Enquanto defendia o Raça no futebol de várzea de São Paulo, a promessa quase frustrada encontrou outra forma de levar dinheiro para casa, que só tinha Gilberto, seu padrasto, trabalhando, como taxista - sua mãe, Andréia, estava estudando para virar professora, e a irmã Giulia ainda é adolescente. Em pouco tempo, Gabriel começou a trabalhar nas obras da Linha 5 do Metrô de São Paulo, que começou a ser construída em março de 1998 e tem previsão de conclusão para dezembro deste ano.
"Enquanto jogava na várzea comecei a trabalhar com uma pessoa em obras, a princípio com textura e acabamento em casas. Também fazia uns bicos de pedreiro e aprendi a profissão. Uma coisa foi levando à outra e acabei no Metrô, trabalhando como montador de andaime e pedreiro em frente à estação do Ibirapuera. Era diariamente, das 7h às 17h. E tinha dias que eu fazia hora extra, ia até 19h algumas vezes. E tinha que sair de casa às 4h, em Parelheiros, para chegar", relembra Gabriel, que levou as lições de oito meses na obra para a vida.

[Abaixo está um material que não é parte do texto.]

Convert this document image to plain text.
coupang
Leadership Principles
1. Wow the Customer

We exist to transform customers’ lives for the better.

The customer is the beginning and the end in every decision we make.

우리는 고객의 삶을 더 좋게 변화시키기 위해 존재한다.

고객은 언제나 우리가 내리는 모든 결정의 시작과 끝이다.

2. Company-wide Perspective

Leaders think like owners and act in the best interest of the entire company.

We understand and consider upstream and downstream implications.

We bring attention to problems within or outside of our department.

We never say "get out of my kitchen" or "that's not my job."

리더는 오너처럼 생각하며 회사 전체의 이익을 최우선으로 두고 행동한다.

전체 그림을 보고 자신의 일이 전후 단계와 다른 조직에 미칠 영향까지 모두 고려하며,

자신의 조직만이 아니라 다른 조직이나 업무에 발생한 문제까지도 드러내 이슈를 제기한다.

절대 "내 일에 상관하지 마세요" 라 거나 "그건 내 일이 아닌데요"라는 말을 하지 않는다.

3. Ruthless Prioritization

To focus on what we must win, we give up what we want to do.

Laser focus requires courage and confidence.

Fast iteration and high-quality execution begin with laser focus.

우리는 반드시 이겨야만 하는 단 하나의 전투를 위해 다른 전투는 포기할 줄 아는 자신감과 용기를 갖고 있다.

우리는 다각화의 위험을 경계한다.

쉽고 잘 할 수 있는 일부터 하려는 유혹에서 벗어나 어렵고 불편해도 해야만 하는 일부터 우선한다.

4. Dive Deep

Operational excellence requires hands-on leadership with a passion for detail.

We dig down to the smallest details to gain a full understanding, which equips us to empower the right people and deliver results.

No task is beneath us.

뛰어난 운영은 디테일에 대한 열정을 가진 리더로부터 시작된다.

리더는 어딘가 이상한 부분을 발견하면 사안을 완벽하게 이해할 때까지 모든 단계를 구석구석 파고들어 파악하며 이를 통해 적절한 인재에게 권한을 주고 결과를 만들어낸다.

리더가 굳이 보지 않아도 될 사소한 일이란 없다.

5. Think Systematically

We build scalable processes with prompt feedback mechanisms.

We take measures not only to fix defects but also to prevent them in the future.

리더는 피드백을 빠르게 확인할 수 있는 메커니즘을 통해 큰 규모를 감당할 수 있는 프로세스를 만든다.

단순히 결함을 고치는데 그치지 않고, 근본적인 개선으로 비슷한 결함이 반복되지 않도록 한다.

"Era puxado. Trabalho em obra não é fácil, tem que estar disposto. Você está cansado, mas precisa levantar, porque as contas não param de chegar. Tive que batalhar, trabalhar em lugares que estavam fora da minha realidade, me doar mesmo, passar por cima de tudo".
Na época, poucos sabiam. Mas hoje Gabriel conta para quem quiser ouvir: parte do dinheiro suado ganho com o trabalho nas obras do metrô e o futebol de várzea era reservado para financiar o sonho de ir aos Estados Unidos. Por meio de agências de intercâmbio, o jovem brasileiro começou a desenhar o plano de entrar em uma universidade americana. Era a única forma de se manter dentro do futebol e ainda melhorar o currículo para posteriormente mudar de vida.
Além do dinheiro do próprio trabalho, o sonho também foi financiado por arrecadações coletivas de dinheiro realizadas por pessoas do Raça, como dirigentes, treinadores e jogadores, e uma empresa de intercâmbio em que ele teve acompanhamento físico e técnico antes de embarcar. Mas mesmo quando tudo parecia resolvido, um último desafio ainda foi superado.
"Juntei o dinheiro de janeiro a dezembro de 2017 e em janeiro de 2018 comecei os últimos preparativos antes do embarque, que seria em 18 de fevereiro. Primeiro tive o visto negado, mas fiz uma aplicação logo depois e aceitaram. Ótimo. Por fim eu fui comprar a passagem, mas não tinha cartão de crédito para passar. Consegui ajuda de um morador lá do bairro, torcedor do Raça, que tinha limite disponível e me ajudou. Aos 44 do segundo tempo deu tudo certo e eu consegui embarcar", relembra, entre suspiros de alívio mesmo passado mais de um mês.
Hoje em dia, Gabriel de Brito Curioso mantém uma rotina tranquila nos Estados Unidos: acorda sempre às 7h e tem aula de segunda a quinta-feira para pegar fluência na língua inglesa. Em três meses ele estará apto a iniciar o curso de Business e também defender oficialmente o time da universidade como jogador - hoje, o único compromisso marcado é um amistoso no próximo dia 26. A história do filme não está nem na metade.